Three reviewers screened all titles and abstracts of potentially eligible studies from the search strategy using Rayyan online platform. We discussed and resolved citations where two reviewers excluded it and one reviewer included it. All other citations were included for full eligibility assessment. A team of six reviewers assessed eligibility of the resulting citations with each study. We plan to double-review the included studies. We use a pre-specified data collection tool for recording eligibility assessment outcomes.

Data items extracted from studies include: study primary objective, data source(s), study period, language of radiology reports, anatomical region, imaging modality, disease area, size of dataset, annotated set size, training set size, validation set size, test set size, external validation performed, domain expert used, number of annotators, inter-annotator agreement, natural language processing technique(s) used, best reported recall, best reported precision, best reported F1 score, availability of dataset, and availability of code. Data extraction is performed by two reviewers independently. Recording of data extraction is done through a shared data collection tool. Any disagreement will be resolved by discussion during 2-weekly review team meeting.

Risk of bias (quality) assessment


There is currently no risk of bias tools applicable to the anticipated heterogeneous types of studies in this review. However, we adopted aspects of the ROBINS-E tool to assess epidemiological aspects of the studies, where appropriate.

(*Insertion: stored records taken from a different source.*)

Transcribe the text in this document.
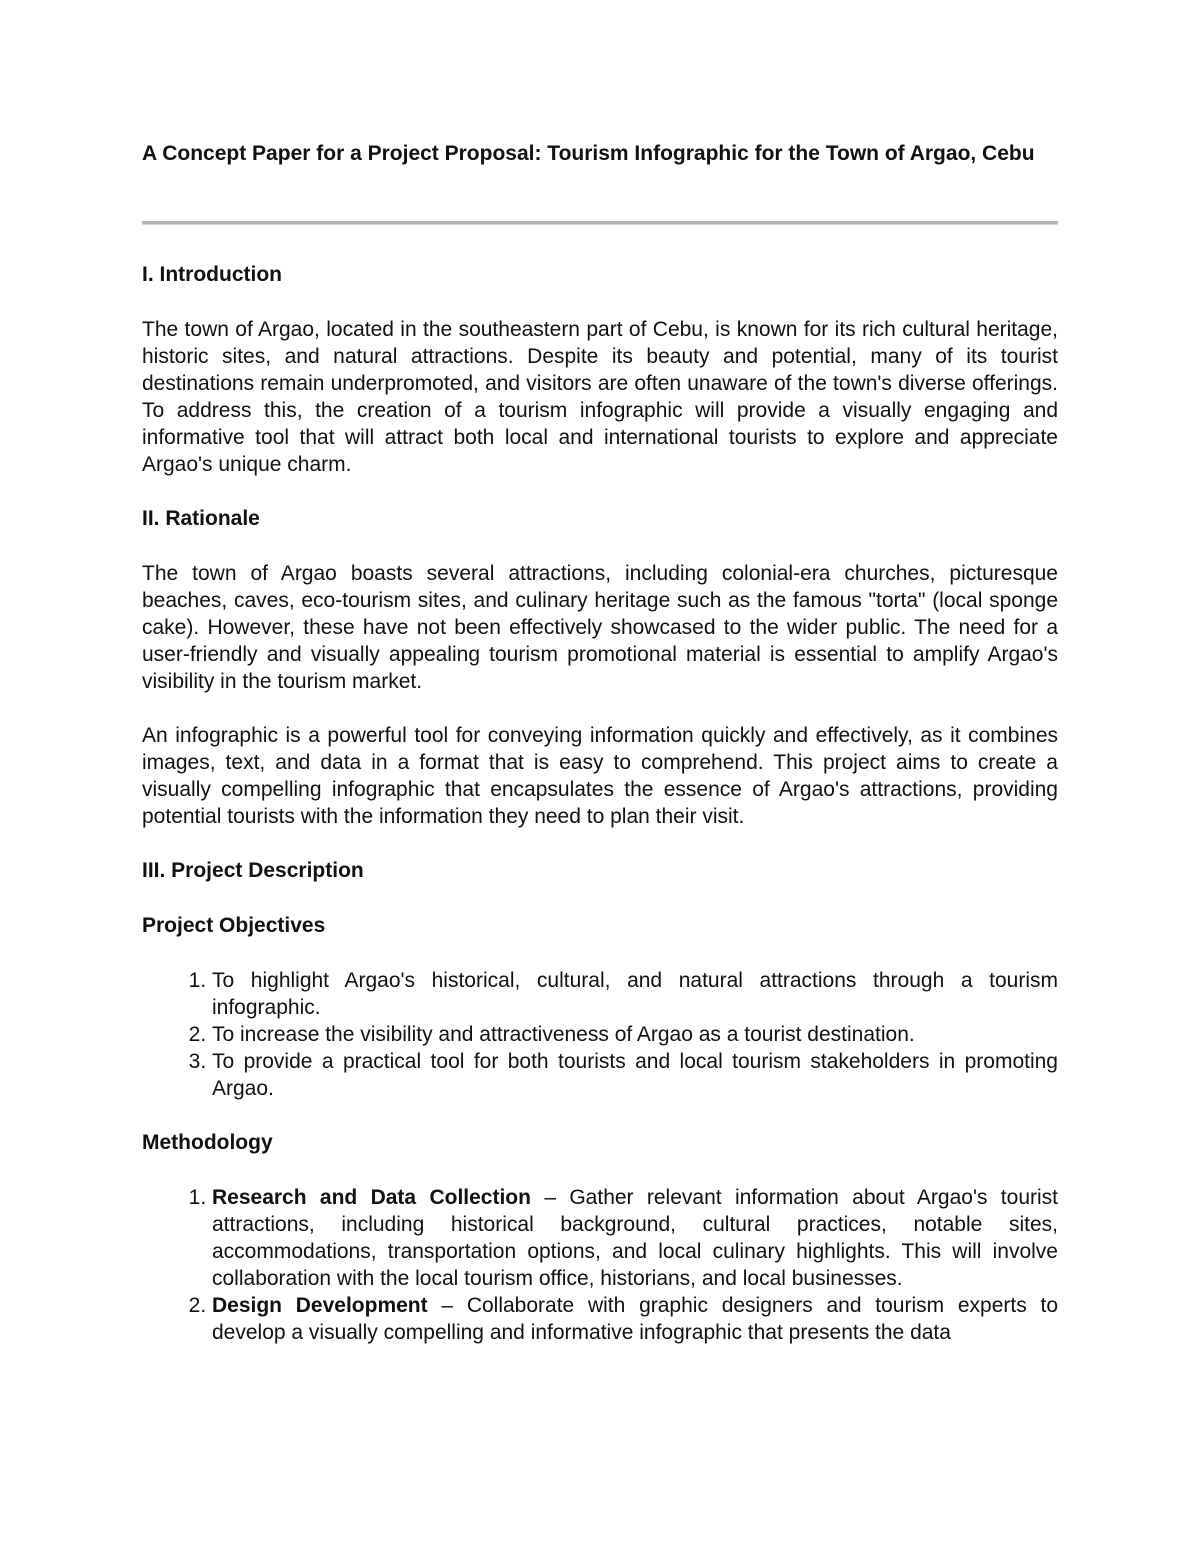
A Concept Paper for a Project Proposal: Tourism Infographic for the Town of Argao, Cebu

I. Introduction

The town of Argao, located in the southeastern part of Cebu, is known for its rich cultural heritage, historic sites, and natural attractions. Despite its beauty and potential, many of its tourist destinations remain underpromoted, and visitors are often unaware of the town's diverse offerings. To address this, the creation of a tourism infographic will provide a visually engaging and informative tool that will attract both local and international tourists to explore and appreciate Argao's unique charm.

II. Rationale

The town of Argao boasts several attractions, including colonial-era churches, picturesque beaches, caves, eco-tourism sites, and culinary heritage such as the famous "torta" (local sponge cake). However, these have not been effectively showcased to the wider public. The need for a user-friendly and visually appealing tourism promotional material is essential to amplify Argao's visibility in the tourism market.

An infographic is a powerful tool for conveying information quickly and effectively, as it combines images, text, and data in a format that is easy to comprehend. This project aims to create a visually compelling infographic that encapsulates the essence of Argao's attractions, providing potential tourists with the information they need to plan their visit.

III. Project Description
Project Objectives
1. To highlight Argao's historical, cultural, and natural attractions through a tourism infographic.
2. To increase the visibility and attractiveness of Argao as a tourist destination.
3. To provide a practical tool for both tourists and local tourism stakeholders in promoting Argao.
Methodology
1. Research and Data Collection – Gather relevant information about Argao's tourist attractions, including historical background, cultural practices, notable sites, accommodations, transportation options, and local culinary highlights. This will involve collaboration with the local tourism office, historians, and local businesses.
2. Design Development – Collaborate with graphic designers and tourism experts to develop a visually compelling and informative infographic that presents the data
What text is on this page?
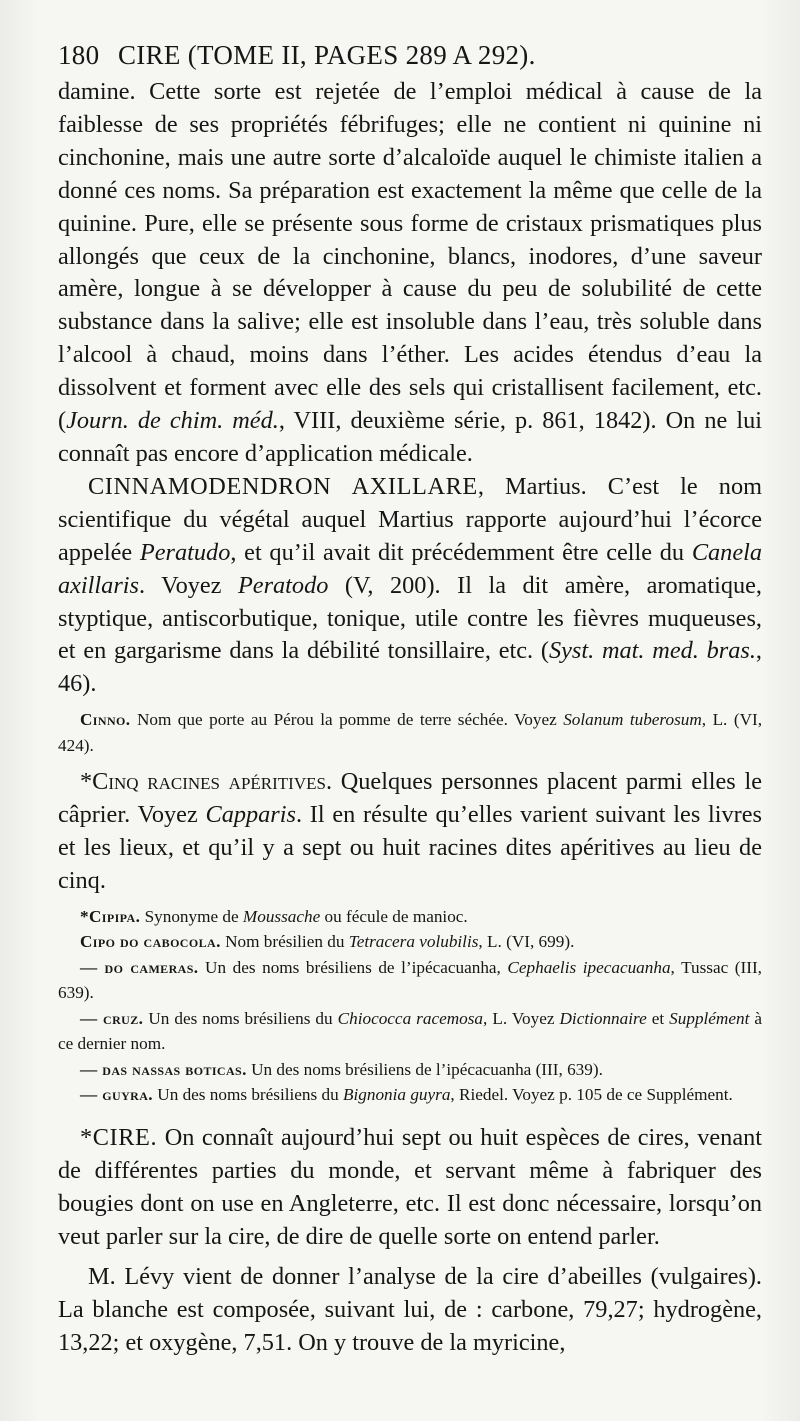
180 CIRE (TOME II, PAGES 289 A 292).

damine. Cette sorte est rejetée de l’emploi médical à cause de la faiblesse de ses propriétés fébrifuges; elle ne contient ni quinine ni cinchonine, mais une autre sorte d’alcaloïde auquel le chimiste italien a donné ces noms. Sa préparation est exactement la même que celle de la quinine. Pure, elle se présente sous forme de cristaux prismatiques plus allongés que ceux de la cinchonine, blancs, inodores, d’une saveur amère, longue à se développer à cause du peu de solubilité de cette substance dans la salive; elle est insoluble dans l’eau, très soluble dans l’alcool à chaud, moins dans l’éther. Les acides étendus d’eau la dissolvent et forment avec elle des sels qui cristallisent facilement, etc. (Journ. de chim. méd., VIII, deuxième série, p. 861, 1842). On ne lui connaît pas encore d’application médicale.

CINNAMODENDRON AXILLARE, Martius. C’est le nom scientifique du végétal auquel Martius rapporte aujourd’hui l’écorce appelée Peratudo, et qu’il avait dit précédemment être celle du Canela axillaris. Voyez Peratodo (V, 200). Il la dit amère, aromatique, styptique, antiscorbutique, tonique, utile contre les fièvres muqueuses, et en gargarisme dans la débilité tonsillaire, etc. (Syst. mat. med. bras., 46).

Cinno. Nom que porte au Pérou la pomme de terre séchée. Voyez Solanum tuberosum, L. (VI, 424).

*Cinq racines apéritives. Quelques personnes placent parmi elles le câprier. Voyez Capparis. Il en résulte qu’elles varient suivant les livres et les lieux, et qu’il y a sept ou huit racines dites apéritives au lieu de cinq.

*Cipipa. Synonyme de Moussache ou fécule de manioc.

Cipo do cabocola. Nom brésilien du Tetracera volubilis, L. (VI, 699).

— do cameras. Un des noms brésiliens de l’ipécacuanha, Cephaelis ipecacuanha, Tussac (III, 639).

— cruz. Un des noms brésiliens du Chiococca racemosa, L. Voyez Dictionnaire et Supplément à ce dernier nom.

— das nassas boticas. Un des noms brésiliens de l’ipécacuanha (III, 639).

— guyra. Un des noms brésiliens du Bignonia guyra, Riedel. Voyez p. 105 de ce Supplément.

*CIRE. On connaît aujourd’hui sept ou huit espèces de cires, venant de différentes parties du monde, et servant même à fabriquer des bougies dont on use en Angleterre, etc. Il est donc nécessaire, lorsqu’on veut parler sur la cire, de dire de quelle sorte on entend parler.

M. Lévy vient de donner l’analyse de la cire d’abeilles (vulgaires). La blanche est composée, suivant lui, de : carbone, 79,27; hydrogène, 13,22; et oxygène, 7,51. On y trouve de la myricine,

Risk of bias measures relating to technical aspects were developed by the review team who has considerable knowledge on text analytic methods.

Strategy for data synthesis


Our objective is to provide descriptive data. We do not plan to summarise data using meta-analysis because of the anticipated heterogeneous study design, objectives, natural language processing techniques, and reported outcomes.

Analysis of subgroups or subsets


We will report descriptive statistics stratified by disease areas, NLP techniques, and year of publication. No meta-analysis will be performed.